Earlier this month, the Interior Department released a new set of rules for deep-water offshore drilling — a move that many observers saw as a signal that the Obama administration was finally preparing to reverse the moratorium it put in place following the explosion of the Deepwater Horizon oil rig in the Gulf of Mexico. And today the White House made it official, announcing that it will now drop the drilling ban.
The news is very welcome in the Gulf Coast region, where the moratorium has been wildly unpopular from the start. It had been scheduled to end on November 30 of this year otherwise.Louisiana political leaders gave mixed reviews to the White House's announcement. Republican Gov. Bobby Jindal said in a statement that "the administration is certainly long overdue in undoing their 'job-killing policy,' " but added that he plans to wait and monitor "how new regulations on deep-water drilling are implemented to see if permits are issued in a timely manner."
Louisiana Senator Mary Landrieu likewise labeled the move "a good start," while noting that "it must be accompanied by an action plan to get the entire industry in the Gulf of Mexico back to work." Landrieu also said that she'll continue to hold up confirmation of Jack Lew, the Obama administration's nominee to head up the Office of Management and Budget, until she believes the Gulf oil industry is fully back in swing.
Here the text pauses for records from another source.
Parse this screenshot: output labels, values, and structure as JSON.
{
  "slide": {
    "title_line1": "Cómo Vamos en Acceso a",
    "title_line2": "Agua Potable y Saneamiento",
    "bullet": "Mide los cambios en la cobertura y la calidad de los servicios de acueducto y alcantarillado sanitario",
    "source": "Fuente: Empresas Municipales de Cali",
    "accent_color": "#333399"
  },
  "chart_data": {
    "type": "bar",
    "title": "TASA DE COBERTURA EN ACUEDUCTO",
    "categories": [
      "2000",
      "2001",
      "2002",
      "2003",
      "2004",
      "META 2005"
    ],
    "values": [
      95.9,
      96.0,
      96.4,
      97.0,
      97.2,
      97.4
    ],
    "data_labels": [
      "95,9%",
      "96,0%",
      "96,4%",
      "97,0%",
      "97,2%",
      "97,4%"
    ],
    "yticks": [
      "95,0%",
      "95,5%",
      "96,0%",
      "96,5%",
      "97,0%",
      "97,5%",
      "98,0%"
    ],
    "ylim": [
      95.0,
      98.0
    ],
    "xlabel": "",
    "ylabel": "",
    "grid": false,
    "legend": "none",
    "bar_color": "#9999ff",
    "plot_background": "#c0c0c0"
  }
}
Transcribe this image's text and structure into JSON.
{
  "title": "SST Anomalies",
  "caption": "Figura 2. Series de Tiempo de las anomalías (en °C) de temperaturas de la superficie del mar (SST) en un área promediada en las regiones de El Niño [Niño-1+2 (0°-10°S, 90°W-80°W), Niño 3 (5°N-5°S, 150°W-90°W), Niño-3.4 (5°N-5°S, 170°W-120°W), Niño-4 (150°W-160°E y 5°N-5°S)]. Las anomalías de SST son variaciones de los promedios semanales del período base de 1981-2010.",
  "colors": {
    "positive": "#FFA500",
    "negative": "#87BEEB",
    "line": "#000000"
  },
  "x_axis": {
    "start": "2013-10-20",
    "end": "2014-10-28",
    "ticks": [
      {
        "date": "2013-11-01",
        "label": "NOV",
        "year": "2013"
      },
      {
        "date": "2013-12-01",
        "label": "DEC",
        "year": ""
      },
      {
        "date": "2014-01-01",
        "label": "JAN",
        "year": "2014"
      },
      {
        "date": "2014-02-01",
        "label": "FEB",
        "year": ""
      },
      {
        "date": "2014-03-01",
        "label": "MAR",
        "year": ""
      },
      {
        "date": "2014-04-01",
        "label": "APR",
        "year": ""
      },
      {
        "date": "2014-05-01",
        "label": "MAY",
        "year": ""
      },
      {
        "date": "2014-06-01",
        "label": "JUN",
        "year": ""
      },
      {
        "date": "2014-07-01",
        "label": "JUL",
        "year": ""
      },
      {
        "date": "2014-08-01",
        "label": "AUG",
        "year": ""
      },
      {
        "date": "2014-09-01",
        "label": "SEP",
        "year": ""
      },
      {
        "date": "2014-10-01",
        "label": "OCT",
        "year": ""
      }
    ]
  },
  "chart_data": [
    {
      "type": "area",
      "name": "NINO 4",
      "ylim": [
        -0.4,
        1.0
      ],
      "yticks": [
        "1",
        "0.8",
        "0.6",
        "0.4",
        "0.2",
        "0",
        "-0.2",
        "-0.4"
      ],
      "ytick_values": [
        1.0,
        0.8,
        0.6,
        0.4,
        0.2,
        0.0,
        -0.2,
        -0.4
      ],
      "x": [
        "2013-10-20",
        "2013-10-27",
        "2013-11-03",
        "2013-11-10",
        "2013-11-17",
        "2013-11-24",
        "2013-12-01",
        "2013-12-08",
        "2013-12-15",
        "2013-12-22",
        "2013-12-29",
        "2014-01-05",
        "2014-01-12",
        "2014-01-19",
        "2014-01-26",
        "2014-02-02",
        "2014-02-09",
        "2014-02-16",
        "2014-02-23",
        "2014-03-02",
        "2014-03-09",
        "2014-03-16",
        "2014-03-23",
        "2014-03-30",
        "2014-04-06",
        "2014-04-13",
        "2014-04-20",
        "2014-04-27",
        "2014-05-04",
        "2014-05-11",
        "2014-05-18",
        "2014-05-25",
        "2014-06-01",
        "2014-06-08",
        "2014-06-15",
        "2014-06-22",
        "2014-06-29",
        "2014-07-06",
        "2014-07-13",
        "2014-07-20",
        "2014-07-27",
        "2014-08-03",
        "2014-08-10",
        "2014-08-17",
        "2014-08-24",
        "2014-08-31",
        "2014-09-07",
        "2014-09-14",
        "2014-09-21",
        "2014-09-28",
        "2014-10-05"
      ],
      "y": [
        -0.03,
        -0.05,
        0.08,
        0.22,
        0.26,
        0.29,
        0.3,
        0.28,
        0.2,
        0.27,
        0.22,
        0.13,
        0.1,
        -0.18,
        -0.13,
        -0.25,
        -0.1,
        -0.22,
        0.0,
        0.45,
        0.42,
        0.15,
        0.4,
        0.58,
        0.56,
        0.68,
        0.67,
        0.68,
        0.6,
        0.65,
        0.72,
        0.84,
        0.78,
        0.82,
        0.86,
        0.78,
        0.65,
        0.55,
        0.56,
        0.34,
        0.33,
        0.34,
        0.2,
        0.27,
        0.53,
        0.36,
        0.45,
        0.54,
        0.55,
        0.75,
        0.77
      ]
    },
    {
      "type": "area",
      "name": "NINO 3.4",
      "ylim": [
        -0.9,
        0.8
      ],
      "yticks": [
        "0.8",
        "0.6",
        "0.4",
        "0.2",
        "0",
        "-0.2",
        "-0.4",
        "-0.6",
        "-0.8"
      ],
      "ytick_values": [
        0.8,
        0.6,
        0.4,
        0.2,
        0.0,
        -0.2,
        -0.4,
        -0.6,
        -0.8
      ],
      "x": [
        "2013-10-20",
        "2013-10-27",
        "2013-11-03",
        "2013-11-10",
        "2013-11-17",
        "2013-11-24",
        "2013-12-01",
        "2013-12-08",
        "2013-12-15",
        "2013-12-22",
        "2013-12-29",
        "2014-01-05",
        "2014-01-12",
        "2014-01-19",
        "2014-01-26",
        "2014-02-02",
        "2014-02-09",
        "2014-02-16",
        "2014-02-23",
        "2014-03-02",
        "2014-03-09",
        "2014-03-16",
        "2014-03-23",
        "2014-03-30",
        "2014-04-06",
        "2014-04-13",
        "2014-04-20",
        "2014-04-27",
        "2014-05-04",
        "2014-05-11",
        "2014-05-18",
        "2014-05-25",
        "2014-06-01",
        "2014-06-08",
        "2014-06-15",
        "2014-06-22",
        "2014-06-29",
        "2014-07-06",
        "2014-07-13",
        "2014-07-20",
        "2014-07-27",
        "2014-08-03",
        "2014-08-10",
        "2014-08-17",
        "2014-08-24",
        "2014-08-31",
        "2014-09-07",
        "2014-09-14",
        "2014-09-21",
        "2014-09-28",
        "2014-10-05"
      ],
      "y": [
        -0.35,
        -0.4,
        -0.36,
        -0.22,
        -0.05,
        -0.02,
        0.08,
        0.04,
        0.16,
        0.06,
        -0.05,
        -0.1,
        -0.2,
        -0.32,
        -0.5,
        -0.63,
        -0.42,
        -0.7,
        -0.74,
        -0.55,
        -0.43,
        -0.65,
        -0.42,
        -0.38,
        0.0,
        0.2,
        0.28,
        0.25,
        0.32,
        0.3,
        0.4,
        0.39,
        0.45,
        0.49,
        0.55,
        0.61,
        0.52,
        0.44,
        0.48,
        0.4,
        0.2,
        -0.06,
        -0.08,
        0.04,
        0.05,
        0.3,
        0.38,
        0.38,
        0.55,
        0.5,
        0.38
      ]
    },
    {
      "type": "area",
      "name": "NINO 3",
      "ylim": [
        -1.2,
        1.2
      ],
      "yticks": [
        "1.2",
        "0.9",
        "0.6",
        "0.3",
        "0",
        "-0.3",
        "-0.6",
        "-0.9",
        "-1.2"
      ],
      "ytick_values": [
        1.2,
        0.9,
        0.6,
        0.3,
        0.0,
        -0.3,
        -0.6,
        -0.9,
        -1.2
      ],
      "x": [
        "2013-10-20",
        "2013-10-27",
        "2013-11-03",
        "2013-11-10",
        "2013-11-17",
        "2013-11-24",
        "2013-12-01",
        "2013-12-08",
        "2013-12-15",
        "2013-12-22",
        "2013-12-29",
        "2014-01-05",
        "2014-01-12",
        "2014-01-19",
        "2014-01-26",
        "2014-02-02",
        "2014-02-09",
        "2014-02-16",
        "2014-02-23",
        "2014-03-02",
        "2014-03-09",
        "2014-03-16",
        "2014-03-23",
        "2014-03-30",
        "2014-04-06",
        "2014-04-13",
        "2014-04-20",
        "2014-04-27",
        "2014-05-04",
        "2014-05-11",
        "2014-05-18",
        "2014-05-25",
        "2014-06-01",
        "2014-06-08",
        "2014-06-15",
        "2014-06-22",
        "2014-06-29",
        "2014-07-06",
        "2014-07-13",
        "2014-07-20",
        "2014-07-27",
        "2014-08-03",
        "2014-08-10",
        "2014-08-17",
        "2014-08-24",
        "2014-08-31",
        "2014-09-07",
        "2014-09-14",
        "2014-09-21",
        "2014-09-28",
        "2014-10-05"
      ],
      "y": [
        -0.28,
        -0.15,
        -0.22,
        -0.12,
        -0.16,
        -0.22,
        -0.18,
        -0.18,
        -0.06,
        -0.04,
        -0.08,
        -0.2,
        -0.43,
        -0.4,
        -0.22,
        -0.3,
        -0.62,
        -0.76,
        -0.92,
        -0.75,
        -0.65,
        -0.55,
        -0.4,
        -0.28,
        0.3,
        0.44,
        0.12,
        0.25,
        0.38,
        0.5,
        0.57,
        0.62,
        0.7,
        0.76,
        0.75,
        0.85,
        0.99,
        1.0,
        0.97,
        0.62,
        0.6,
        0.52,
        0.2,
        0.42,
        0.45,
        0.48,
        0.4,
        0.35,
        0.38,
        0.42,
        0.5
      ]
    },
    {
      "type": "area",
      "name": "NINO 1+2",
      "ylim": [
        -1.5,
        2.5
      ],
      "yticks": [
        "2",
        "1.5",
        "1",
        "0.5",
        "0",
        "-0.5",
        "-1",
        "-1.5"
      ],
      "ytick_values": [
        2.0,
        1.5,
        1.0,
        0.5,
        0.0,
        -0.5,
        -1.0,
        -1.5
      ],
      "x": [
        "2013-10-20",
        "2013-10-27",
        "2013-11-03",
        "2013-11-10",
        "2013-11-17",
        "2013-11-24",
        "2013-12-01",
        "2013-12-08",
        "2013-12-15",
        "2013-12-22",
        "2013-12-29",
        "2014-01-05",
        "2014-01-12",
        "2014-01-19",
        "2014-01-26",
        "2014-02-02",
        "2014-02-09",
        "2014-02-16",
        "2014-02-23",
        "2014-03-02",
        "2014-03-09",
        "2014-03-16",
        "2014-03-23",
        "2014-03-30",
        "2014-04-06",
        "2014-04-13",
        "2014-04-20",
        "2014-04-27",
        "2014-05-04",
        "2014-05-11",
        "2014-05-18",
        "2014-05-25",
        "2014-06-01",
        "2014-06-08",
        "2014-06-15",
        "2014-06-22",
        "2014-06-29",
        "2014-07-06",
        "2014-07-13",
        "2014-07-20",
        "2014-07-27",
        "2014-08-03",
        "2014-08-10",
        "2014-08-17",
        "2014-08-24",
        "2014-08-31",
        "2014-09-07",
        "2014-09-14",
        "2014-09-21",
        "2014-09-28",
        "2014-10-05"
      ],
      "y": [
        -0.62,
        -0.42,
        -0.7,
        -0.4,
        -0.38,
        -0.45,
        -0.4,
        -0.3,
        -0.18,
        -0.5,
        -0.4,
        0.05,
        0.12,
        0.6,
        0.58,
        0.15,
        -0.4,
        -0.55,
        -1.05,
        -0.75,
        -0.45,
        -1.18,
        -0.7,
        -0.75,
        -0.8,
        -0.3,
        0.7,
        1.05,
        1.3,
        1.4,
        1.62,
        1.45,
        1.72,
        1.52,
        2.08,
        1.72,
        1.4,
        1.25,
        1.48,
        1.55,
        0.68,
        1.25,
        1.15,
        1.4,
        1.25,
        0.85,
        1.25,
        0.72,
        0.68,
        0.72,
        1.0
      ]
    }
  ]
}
State Senator Norby Chabert — a Democrat whose conservative district contains some parts of coastal Louisiana hit hard economically by the moratorium — also chimed in, telling The Upshot that he's "excited they have finally decided to end this politically motivated moratorium on Louisiana jobs, but the damage to our workforce has been done, and I don't know how long it's going to take to put it back together."